Allan Webb

No. 21
- Positions: Defensive back, halfback

Personal information
- Born: January 22, 1931 Washington, D.C.
- Died: July 18, 2011 (aged 78) Burlingame, California
- Listed height: 5 ft 11 in (1.80 m)
- Listed weight: 180 lb (82 kg)

Career information
- High school: Ansonia (Ansonia, Connecticut)
- College: Arnold

Career history

Playing
- New York Giants (1961–1965);

Coaching
- New York Giants (1974–1979) (assistant);

Operations
- New York Giants (1972–1973) (scout); Cleveland Browns (1979–1982) (director of pro personnel); San Francisco 49ers (1983–1995) (pro personnel department);
- Stats at Pro Football Reference

= Allan Webb (American football) =

American football player, coach, and executive (1931–2011)

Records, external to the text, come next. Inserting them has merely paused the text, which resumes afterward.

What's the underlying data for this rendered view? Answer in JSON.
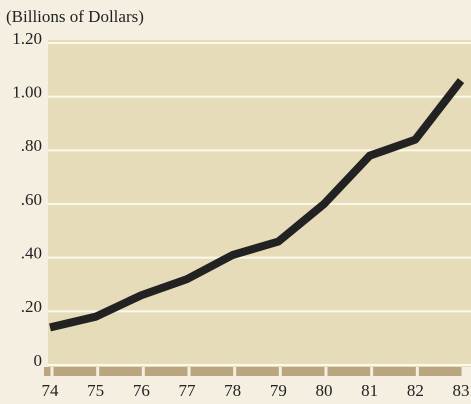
{
  "chart_data": {
    "type": "line",
    "y_label": "(Billions of Dollars)",
    "categories": [
      "74",
      "75",
      "76",
      "77",
      "78",
      "79",
      "80",
      "81",
      "82",
      "83"
    ],
    "values": [
      0.14,
      0.18,
      0.26,
      0.32,
      0.41,
      0.46,
      0.6,
      0.78,
      0.84,
      1.06
    ],
    "color": "#222222",
    "ylim": [
      0,
      1.2
    ],
    "yticks": [
      0,
      {
        "value": 0.2,
        "label": ".20"
      },
      {
        "value": 0.4,
        "label": ".40"
      },
      {
        "value": 0.6,
        "label": ".60"
      },
      {
        "value": 0.8,
        "label": ".80"
      },
      {
        "value": 1.0,
        "label": "1.00"
      },
      {
        "value": 1.2,
        "label": "1.20"
      }
    ],
    "grid": true
  }
}
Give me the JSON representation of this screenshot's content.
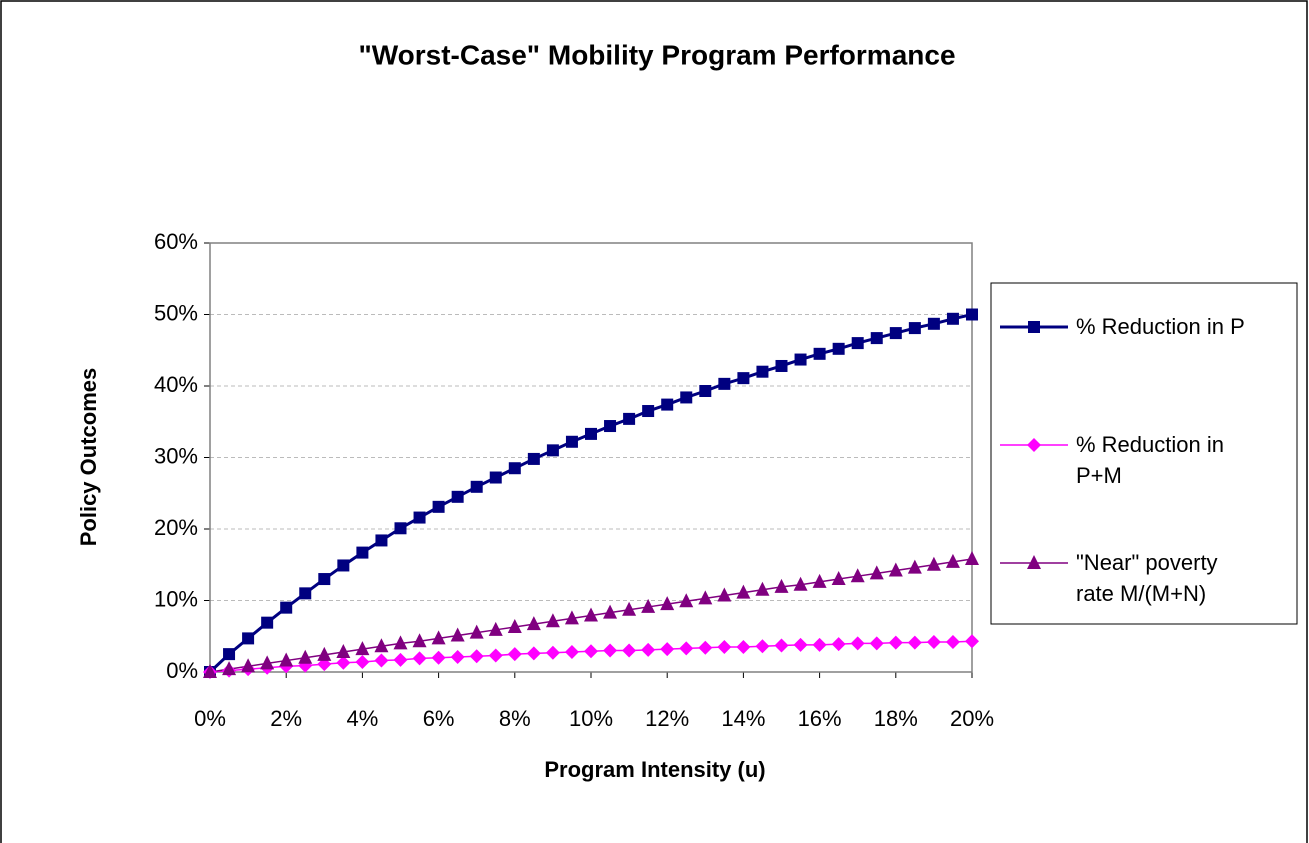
{
  "chart_data": {
    "type": "line",
    "title": "\"Worst-Case\" Mobility Program Performance",
    "x_label": "Program Intensity (u)",
    "y_label": "Policy Outcomes",
    "x": [
      0,
      0.5,
      1,
      1.5,
      2,
      2.5,
      3,
      3.5,
      4,
      4.5,
      5,
      5.5,
      6,
      6.5,
      7,
      7.5,
      8,
      8.5,
      9,
      9.5,
      10,
      10.5,
      11,
      11.5,
      12,
      12.5,
      13,
      13.5,
      14,
      14.5,
      15,
      15.5,
      16,
      16.5,
      17,
      17.5,
      18,
      18.5,
      19,
      19.5,
      20
    ],
    "series": [
      {
        "name": "% Reduction in P",
        "color": "#000080",
        "marker": "square",
        "values": [
          0,
          2.5,
          4.7,
          6.9,
          9.0,
          11.0,
          13.0,
          14.9,
          16.7,
          18.4,
          20.1,
          21.6,
          23.1,
          24.5,
          25.9,
          27.2,
          28.5,
          29.8,
          31.0,
          32.2,
          33.3,
          34.4,
          35.4,
          36.5,
          37.4,
          38.4,
          39.3,
          40.3,
          41.1,
          42.0,
          42.8,
          43.7,
          44.5,
          45.2,
          46.0,
          46.7,
          47.4,
          48.1,
          48.7,
          49.4,
          50.0
        ]
      },
      {
        "name": "% Reduction in P+M",
        "color": "#ff00ff",
        "marker": "diamond",
        "values": [
          0,
          0.2,
          0.4,
          0.6,
          0.8,
          0.9,
          1.1,
          1.3,
          1.4,
          1.6,
          1.7,
          1.9,
          2.0,
          2.1,
          2.2,
          2.3,
          2.5,
          2.6,
          2.7,
          2.8,
          2.9,
          3.0,
          3.0,
          3.1,
          3.2,
          3.3,
          3.4,
          3.5,
          3.5,
          3.6,
          3.7,
          3.8,
          3.8,
          3.9,
          4.0,
          4.0,
          4.1,
          4.1,
          4.2,
          4.2,
          4.3
        ]
      },
      {
        "name": "\"Near\" poverty rate M/(M+N)",
        "color": "#800080",
        "marker": "triangle",
        "values": [
          0,
          0.4,
          0.8,
          1.2,
          1.6,
          2.0,
          2.4,
          2.8,
          3.2,
          3.6,
          4.0,
          4.3,
          4.7,
          5.1,
          5.5,
          5.9,
          6.3,
          6.7,
          7.1,
          7.5,
          7.9,
          8.3,
          8.7,
          9.1,
          9.5,
          9.9,
          10.3,
          10.7,
          11.1,
          11.5,
          11.9,
          12.2,
          12.6,
          13.0,
          13.4,
          13.8,
          14.2,
          14.6,
          15.0,
          15.4,
          15.8
        ]
      }
    ],
    "xlim": [
      0,
      20
    ],
    "xticks": [
      {
        "value": 0,
        "label": "0%"
      },
      {
        "value": 2,
        "label": "2%"
      },
      {
        "value": 4,
        "label": "4%"
      },
      {
        "value": 6,
        "label": "6%"
      },
      {
        "value": 8,
        "label": "8%"
      },
      {
        "value": 10,
        "label": "10%"
      },
      {
        "value": 12,
        "label": "12%"
      },
      {
        "value": 14,
        "label": "14%"
      },
      {
        "value": 16,
        "label": "16%"
      },
      {
        "value": 18,
        "label": "18%"
      },
      {
        "value": 20,
        "label": "20%"
      }
    ],
    "ylim": [
      0,
      60
    ],
    "yticks": [
      {
        "value": 0,
        "label": "0%"
      },
      {
        "value": 10,
        "label": "10%"
      },
      {
        "value": 20,
        "label": "20%"
      },
      {
        "value": 30,
        "label": "30%"
      },
      {
        "value": 40,
        "label": "40%"
      },
      {
        "value": 50,
        "label": "50%"
      },
      {
        "value": 60,
        "label": "60%"
      }
    ],
    "grid": true,
    "legend": "right"
  }
}
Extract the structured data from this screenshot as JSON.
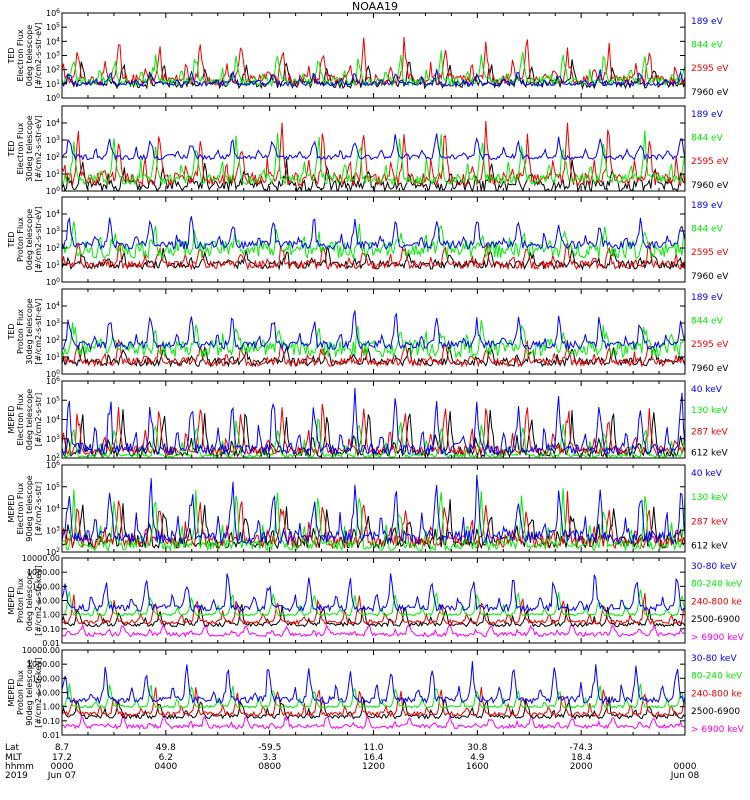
{
  "title": "NOAA19",
  "colors": {
    "black": "#000000",
    "red": "#ee0000",
    "green": "#00ee00",
    "blue": "#0000ff",
    "magenta": "#ff00ff"
  },
  "chart_data": [
    {
      "type": "line",
      "panel": 1,
      "ylabel": [
        "TED",
        "Electron Flux",
        "0deg telescope",
        "[#/cm2-s-str-eV]"
      ],
      "yscale": "log",
      "ylim": [
        1,
        1000000
      ],
      "yticks": [
        {
          "v": 1,
          "label": "10^0"
        },
        {
          "v": 10,
          "label": "10^1"
        },
        {
          "v": 100,
          "label": "10^2"
        },
        {
          "v": 1000,
          "label": "10^3"
        },
        {
          "v": 10000,
          "label": "10^4"
        },
        {
          "v": 100000,
          "label": "10^5"
        },
        {
          "v": 1000000,
          "label": "10^6"
        }
      ],
      "series": [
        {
          "name": "7960 eV",
          "color": "#000000",
          "base": 10,
          "peak": 500,
          "noise": 4
        },
        {
          "name": "2595 eV",
          "color": "#ee0000",
          "base": 20,
          "peak": 20000,
          "noise": 6
        },
        {
          "name": "844 eV",
          "color": "#00ee00",
          "base": 15,
          "peak": 2000,
          "noise": 4
        },
        {
          "name": "189 eV",
          "color": "#0000ff",
          "base": 10,
          "peak": 100,
          "noise": 2
        }
      ]
    },
    {
      "type": "line",
      "panel": 2,
      "ylabel": [
        "TED",
        "Electron Flux",
        "30deg telescope",
        "[#/cm2-s-str-eV]"
      ],
      "yscale": "log",
      "ylim": [
        1,
        100000
      ],
      "yticks": [
        {
          "v": 1,
          "label": "10^0"
        },
        {
          "v": 10,
          "label": "10^1"
        },
        {
          "v": 100,
          "label": "10^2"
        },
        {
          "v": 1000,
          "label": "10^3"
        },
        {
          "v": 10000,
          "label": "10^4"
        }
      ],
      "series": [
        {
          "name": "7960 eV",
          "color": "#000000",
          "base": 2,
          "peak": 50,
          "noise": 5
        },
        {
          "name": "2595 eV",
          "color": "#ee0000",
          "base": 5,
          "peak": 10000,
          "noise": 6
        },
        {
          "name": "844 eV",
          "color": "#00ee00",
          "base": 5,
          "peak": 3000,
          "noise": 4
        },
        {
          "name": "189 eV",
          "color": "#0000ff",
          "base": 100,
          "peak": 2000,
          "noise": 2
        }
      ]
    },
    {
      "type": "line",
      "panel": 3,
      "ylabel": [
        "TED",
        "Proton Flux",
        "0deg telescope",
        "[#/cm2-s-str-eV]"
      ],
      "yscale": "log",
      "ylim": [
        1,
        100000
      ],
      "yticks": [
        {
          "v": 1,
          "label": "10^0"
        },
        {
          "v": 10,
          "label": "10^1"
        },
        {
          "v": 100,
          "label": "10^2"
        },
        {
          "v": 1000,
          "label": "10^3"
        },
        {
          "v": 10000,
          "label": "10^4"
        }
      ],
      "series": [
        {
          "name": "7960 eV",
          "color": "#000000",
          "base": 10,
          "peak": 100,
          "noise": 3
        },
        {
          "name": "2595 eV",
          "color": "#ee0000",
          "base": 10,
          "peak": 300,
          "noise": 3
        },
        {
          "name": "844 eV",
          "color": "#00ee00",
          "base": 80,
          "peak": 2000,
          "noise": 10
        },
        {
          "name": "189 eV",
          "color": "#0000ff",
          "base": 150,
          "peak": 10000,
          "noise": 3
        }
      ]
    },
    {
      "type": "line",
      "panel": 4,
      "ylabel": [
        "TED",
        "Proton Flux",
        "30deg telescope",
        "[#/cm2-s-str-eV]"
      ],
      "yscale": "log",
      "ylim": [
        1,
        100000
      ],
      "yticks": [
        {
          "v": 1,
          "label": "10^0"
        },
        {
          "v": 10,
          "label": "10^1"
        },
        {
          "v": 100,
          "label": "10^2"
        },
        {
          "v": 1000,
          "label": "10^3"
        },
        {
          "v": 10000,
          "label": "10^4"
        }
      ],
      "series": [
        {
          "name": "7960 eV",
          "color": "#000000",
          "base": 5,
          "peak": 50,
          "noise": 3
        },
        {
          "name": "2595 eV",
          "color": "#ee0000",
          "base": 5,
          "peak": 100,
          "noise": 3
        },
        {
          "name": "844 eV",
          "color": "#00ee00",
          "base": 30,
          "peak": 1000,
          "noise": 10
        },
        {
          "name": "189 eV",
          "color": "#0000ff",
          "base": 50,
          "peak": 5000,
          "noise": 3
        }
      ]
    },
    {
      "type": "line",
      "panel": 5,
      "ylabel": [
        "MEPED",
        "Electron Flux",
        "0deg telescope",
        "[#/cm2-s-str]"
      ],
      "yscale": "log",
      "ylim": [
        100,
        1000000
      ],
      "yticks": [
        {
          "v": 100,
          "label": "10^2"
        },
        {
          "v": 1000,
          "label": "10^3"
        },
        {
          "v": 10000,
          "label": "10^4"
        },
        {
          "v": 100000,
          "label": "10^5"
        },
        {
          "v": 1000000,
          "label": "10^6"
        }
      ],
      "series": [
        {
          "name": "612 keV",
          "color": "#000000",
          "base": 200,
          "peak": 50000,
          "noise": 3
        },
        {
          "name": "287 keV",
          "color": "#ee0000",
          "base": 250,
          "peak": 100000,
          "noise": 3
        },
        {
          "name": "130 keV",
          "color": "#00ee00",
          "base": 130,
          "peak": 20000,
          "noise": 1.5
        },
        {
          "name": "40 keV",
          "color": "#0000ff",
          "base": 300,
          "peak": 300000,
          "noise": 4
        }
      ]
    },
    {
      "type": "line",
      "panel": 6,
      "ylabel": [
        "MEPED",
        "Electron Flux",
        "90deg telescope",
        "[#/cm2-s-str]"
      ],
      "yscale": "log",
      "ylim": [
        100,
        1000000
      ],
      "yticks": [
        {
          "v": 100,
          "label": "10^2"
        },
        {
          "v": 1000,
          "label": "10^3"
        },
        {
          "v": 10000,
          "label": "10^4"
        },
        {
          "v": 100000,
          "label": "10^5"
        },
        {
          "v": 1000000,
          "label": "10^6"
        }
      ],
      "series": [
        {
          "name": "612 keV",
          "color": "#000000",
          "base": 300,
          "peak": 20000,
          "noise": 4
        },
        {
          "name": "287 keV",
          "color": "#ee0000",
          "base": 300,
          "peak": 50000,
          "noise": 4
        },
        {
          "name": "130 keV",
          "color": "#00ee00",
          "base": 200,
          "peak": 100000,
          "noise": 3
        },
        {
          "name": "40 keV",
          "color": "#0000ff",
          "base": 500,
          "peak": 300000,
          "noise": 4
        }
      ]
    },
    {
      "type": "line",
      "panel": 7,
      "ylabel": [
        "MEPED",
        "Proton Flux",
        "0deg telescope",
        "[#/cm2-s-str-keV]"
      ],
      "yscale": "log",
      "ylim": [
        0.01,
        10000
      ],
      "yticks": [
        {
          "v": 0.01,
          "label": "0.01"
        },
        {
          "v": 0.1,
          "label": "0.10"
        },
        {
          "v": 1,
          "label": "1.00"
        },
        {
          "v": 10,
          "label": "10.00"
        },
        {
          "v": 100,
          "label": "100.00"
        },
        {
          "v": 1000,
          "label": "1000.00"
        },
        {
          "v": 10000,
          "label": "10000.00"
        }
      ],
      "series": [
        {
          "name": "> 6900 keV",
          "color": "#ff00ff",
          "base": 0.04,
          "peak": 0.3,
          "noise": 2
        },
        {
          "name": "2500-6900",
          "color": "#000000",
          "base": 0.2,
          "peak": 5,
          "noise": 2
        },
        {
          "name": "240-800 ke",
          "color": "#ee0000",
          "base": 0.3,
          "peak": 30,
          "noise": 2
        },
        {
          "name": "80-240 keV",
          "color": "#00ee00",
          "base": 1,
          "peak": 50,
          "noise": 1.5
        },
        {
          "name": "30-80 keV",
          "color": "#0000ff",
          "base": 3,
          "peak": 1000,
          "noise": 3
        }
      ]
    },
    {
      "type": "line",
      "panel": 8,
      "ylabel": [
        "MEPED",
        "Proton Flux",
        "90deg telescope",
        "[#/cm2-s-str-keV]"
      ],
      "yscale": "log",
      "ylim": [
        0.01,
        10000
      ],
      "yticks": [
        {
          "v": 0.01,
          "label": "0.01"
        },
        {
          "v": 0.1,
          "label": "0.10"
        },
        {
          "v": 1,
          "label": "1.00"
        },
        {
          "v": 10,
          "label": "10.00"
        },
        {
          "v": 100,
          "label": "100.00"
        },
        {
          "v": 1000,
          "label": "1000.00"
        },
        {
          "v": 10000,
          "label": "10000.00"
        }
      ],
      "series": [
        {
          "name": "> 6900 keV",
          "color": "#ff00ff",
          "base": 0.04,
          "peak": 0.3,
          "noise": 2
        },
        {
          "name": "2500-6900",
          "color": "#000000",
          "base": 0.2,
          "peak": 5,
          "noise": 2
        },
        {
          "name": "240-800 ke",
          "color": "#ee0000",
          "base": 0.3,
          "peak": 30,
          "noise": 2
        },
        {
          "name": "80-240 keV",
          "color": "#00ee00",
          "base": 1,
          "peak": 50,
          "noise": 1.5
        },
        {
          "name": "30-80 keV",
          "color": "#0000ff",
          "base": 3,
          "peak": 2000,
          "noise": 3
        }
      ]
    }
  ],
  "footer": {
    "row_labels": [
      "Lat",
      "MLT",
      "hhmm",
      "2019"
    ],
    "columns": [
      {
        "lat": "8.7",
        "mlt": "17.2",
        "hhmm": "0000",
        "date": "Jun 07"
      },
      {
        "lat": "49.8",
        "mlt": "6.2",
        "hhmm": "0400",
        "date": ""
      },
      {
        "lat": "-59.5",
        "mlt": "3.3",
        "hhmm": "0800",
        "date": ""
      },
      {
        "lat": "11.0",
        "mlt": "16.4",
        "hhmm": "1200",
        "date": ""
      },
      {
        "lat": "30.8",
        "mlt": "4.9",
        "hhmm": "1600",
        "date": ""
      },
      {
        "lat": "-74.3",
        "mlt": "18.4",
        "hhmm": "2000",
        "date": ""
      },
      {
        "lat": "",
        "mlt": "",
        "hhmm": "0000",
        "date": "Jun 08"
      }
    ]
  }
}
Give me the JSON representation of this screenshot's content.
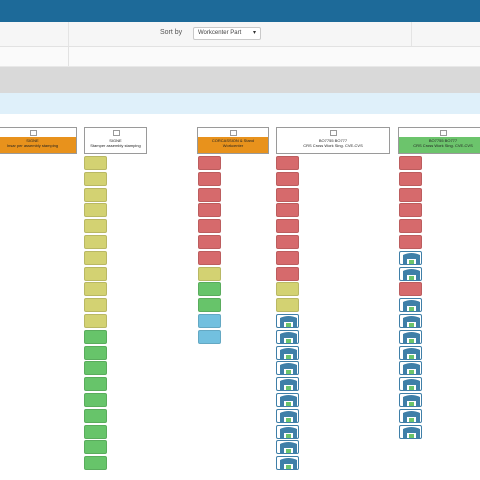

Allan R. Webb (January 22, 1931 – July 18, 2011) was an American football player, coach, and executive. He played professional football in the National Football League (NFL) for the New York Giants from 1961 to 1965 as a defensive back and halfback. Webb played college football at Arnold College.

==Early life==
Webb was born in Washington, D.C. and attended Ansonia High School in Ansonia, Connecticut. He led the state of Connecticut in 1947 with 21 touchdowns and 21 extra points and earned all-state honors. He then attended Arnold College in Milford, Connecticut, where he played college football.

==Professional playing career==
Webb began his professional football career with the Montreal Alouettes of the Canadian Football League (CFL). He later played in the NFL for the New York Giants from 1961 to 1965. He appeared in 48 NFL games. He intercepted seven passes.

==Coaching and executive career==
After retiring as a player, Webb went into coaching, serving has head coach for the Long Island Bulls of the Atlantic Coast Football League (ACFL). He rejoined the New York Giants as a scout in 1972 and was an assistant coach for the team from 1974 to 1978. Webb was the director of pro personnel for the Cleveland Browns from 1979 to 1982 and work in the pro personnel department for the San Francisco 49ers from 1983 until his retirement in 1995. He died on July 18, 2011, at the age of 80, from heart failure.